Challenges | Consideration |
---|---|
Define the case | Home Automation |
Choose Device Specific Wake Word | Yugo |
Leverage a Suitable Prefix | Hey, Yugo |
Product | Fan |
Define activity | Fan On, Fan Off, Fan speed slow, Fan speech increase, Increase speech by One, decrease speech by Two, etc |
Definining Voice Commands with Wake word | Hey Yugo, Fan On |
Define Speech speed | People can speak normally, slowly, and quickly. So, we have to prepare the data with speed variation. |
Final Wake word and voice command with speed instruction | A total of six different commands with three variations means 18 sentences. |
Target people | French Speaking people |
French dialects | French from France and Quebec French, etc |
Possible Age group who can operate Fan | All age groups, including children above 10 years. So we have to collect data from age groups like kids and then 18-30, 30-40, 40-50 and 50+ depending on the market research. |
Gender Ratio | Equal ratio across different groups |
Consider audio technical requirements | Format, Sample rate, bit rate, device, etc |
Diverse community for speech collection | Data partner or internally |
These are just a few things that we have to consider while preparing data for voice assistants. We have the expertise to design and collect diverse wake words and voice commands data for any use case. For more information, you can visit our datastore. With us you can save 40% of your team and cost to build custom voice assistants.

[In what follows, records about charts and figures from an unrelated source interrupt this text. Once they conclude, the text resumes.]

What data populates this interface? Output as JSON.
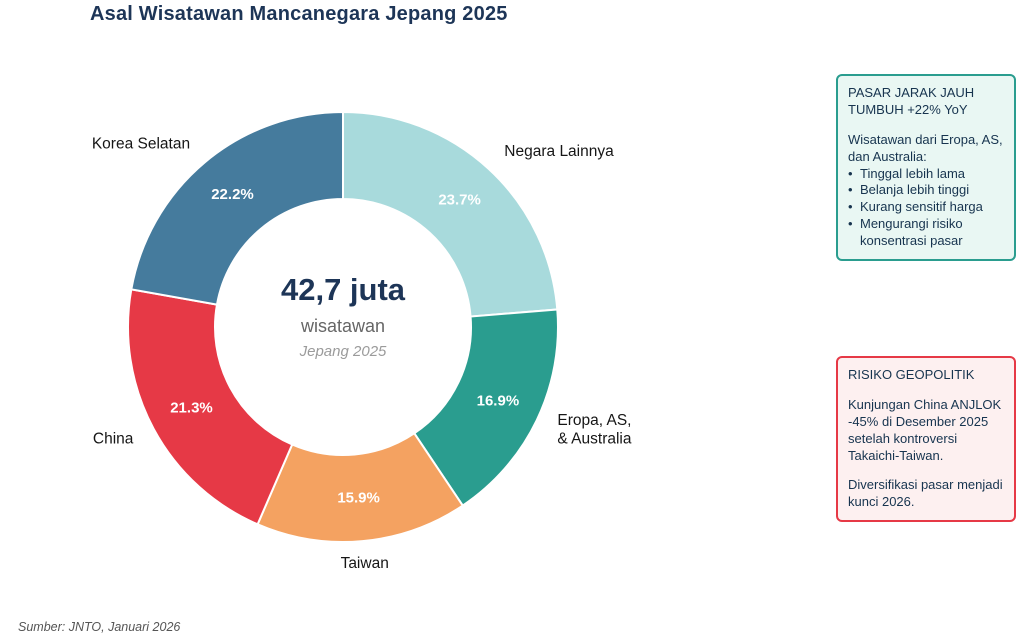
{
  "title": "Asal Wisatawan Mancanegara Jepang 2025",
  "source": "Sumber: JNTO, Januari 2026",
  "colors": {
    "title_text": "#1d3557",
    "center_value_text": "#1d3557"
  },
  "center": {
    "value": "42,7 juta",
    "label": "wisatawan",
    "sublabel": "Jepang 2025"
  },
  "chart_data": {
    "type": "pie",
    "donut": true,
    "title": "Asal Wisatawan Mancanegara Jepang 2025",
    "total_label": "42,7 juta wisatawan, Jepang 2025",
    "start_angle_deg": 0,
    "direction": "clockwise",
    "units": "%",
    "segments": [
      {
        "label": "Negara Lainnya",
        "value": 23.7,
        "pct_label": "23.7%",
        "color": "#a8dadc"
      },
      {
        "label": "Eropa, AS,\n& Australia",
        "value": 16.9,
        "pct_label": "16.9%",
        "color": "#2a9d8f"
      },
      {
        "label": "Taiwan",
        "value": 15.9,
        "pct_label": "15.9%",
        "color": "#f4a261"
      },
      {
        "label": "China",
        "value": 21.3,
        "pct_label": "21.3%",
        "color": "#e63946"
      },
      {
        "label": "Korea Selatan",
        "value": 22.2,
        "pct_label": "22.2%",
        "color": "#457b9d"
      }
    ]
  },
  "annotations": {
    "long_haul": {
      "title": "PASAR JARAK JAUH TUMBUH +22% YoY",
      "intro": "Wisatawan dari Eropa, AS, dan Australia:",
      "bullet_glyph": "•",
      "bullets": [
        "Tinggal lebih lama",
        "Belanja lebih tinggi",
        "Kurang sensitif harga",
        "Mengurangi risiko konsentrasi pasar"
      ],
      "border_color": "#2a9d8f",
      "bg_color": "#e9f7f3"
    },
    "geopolitical": {
      "title": "RISIKO GEOPOLITIK",
      "para1": "Kunjungan China ANJLOK -45% di Desember 2025 setelah kontroversi Takaichi-Taiwan.",
      "para2": "Diversifikasi pasar menjadi kunci 2026.",
      "border_color": "#e63946",
      "bg_color": "#fdf0f0"
    }
  }
}
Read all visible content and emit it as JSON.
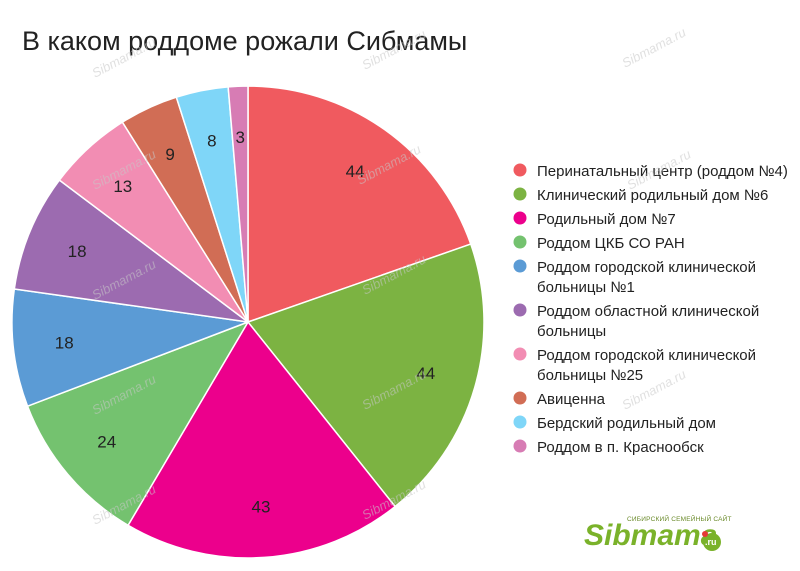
{
  "chart_data": {
    "type": "pie",
    "title": "В каком роддоме рожали Сибмамы",
    "slices": [
      {
        "label": "Перинатальный центр (роддом №4)",
        "value": 44,
        "color": "#f05a5f"
      },
      {
        "label": "Клинический родильный дом №6",
        "value": 44,
        "color": "#7cb342"
      },
      {
        "label": "Родильный дом №7",
        "value": 43,
        "color": "#ec008c"
      },
      {
        "label": "Роддом ЦКБ СО РАН",
        "value": 24,
        "color": "#74c26f"
      },
      {
        "label": "Роддом городской клинической больницы №1",
        "value": 18,
        "color": "#5b9bd5"
      },
      {
        "label": "Роддом областной клинической больницы",
        "value": 18,
        "color": "#9c6bb0"
      },
      {
        "label": "Роддом городской клинической больницы №25",
        "value": 13,
        "color": "#f28db3"
      },
      {
        "label": "Авиценна",
        "value": 9,
        "color": "#d16d55"
      },
      {
        "label": "Бердский родильный дом",
        "value": 8,
        "color": "#7fd6f8"
      },
      {
        "label": "Роддом в п. Краснообск",
        "value": 3,
        "color": "#d77cb4"
      }
    ],
    "legend_position": "right"
  },
  "watermark": "Sibmama.ru",
  "logo": {
    "subtitle": "СИБИРСКИЙ СЕМЕЙНЫЙ САЙТ",
    "main": "Sibmama",
    "suffix": ".ru"
  }
}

The integration of voice assistants with IoT technology is revolutionizing the way we interact with our devices and surroundings, living in a new era of convenience, efficiency, and possibilities. By utilizing wake words, we activate interactions, making our devices more attentive and responsive when we want them to be. This combination of IoT and voice assistants finds applications in smart homes, healthcare, automotive, industries, retail, and education, offering us a more intuitive and connected world.
However, challenges persist, particularly in the collection and management of speech data. Developing accurate and responsive voice assistants requires extensive and diverse datasets. The ethical and privacy considerations surrounding data collection and use remain critical.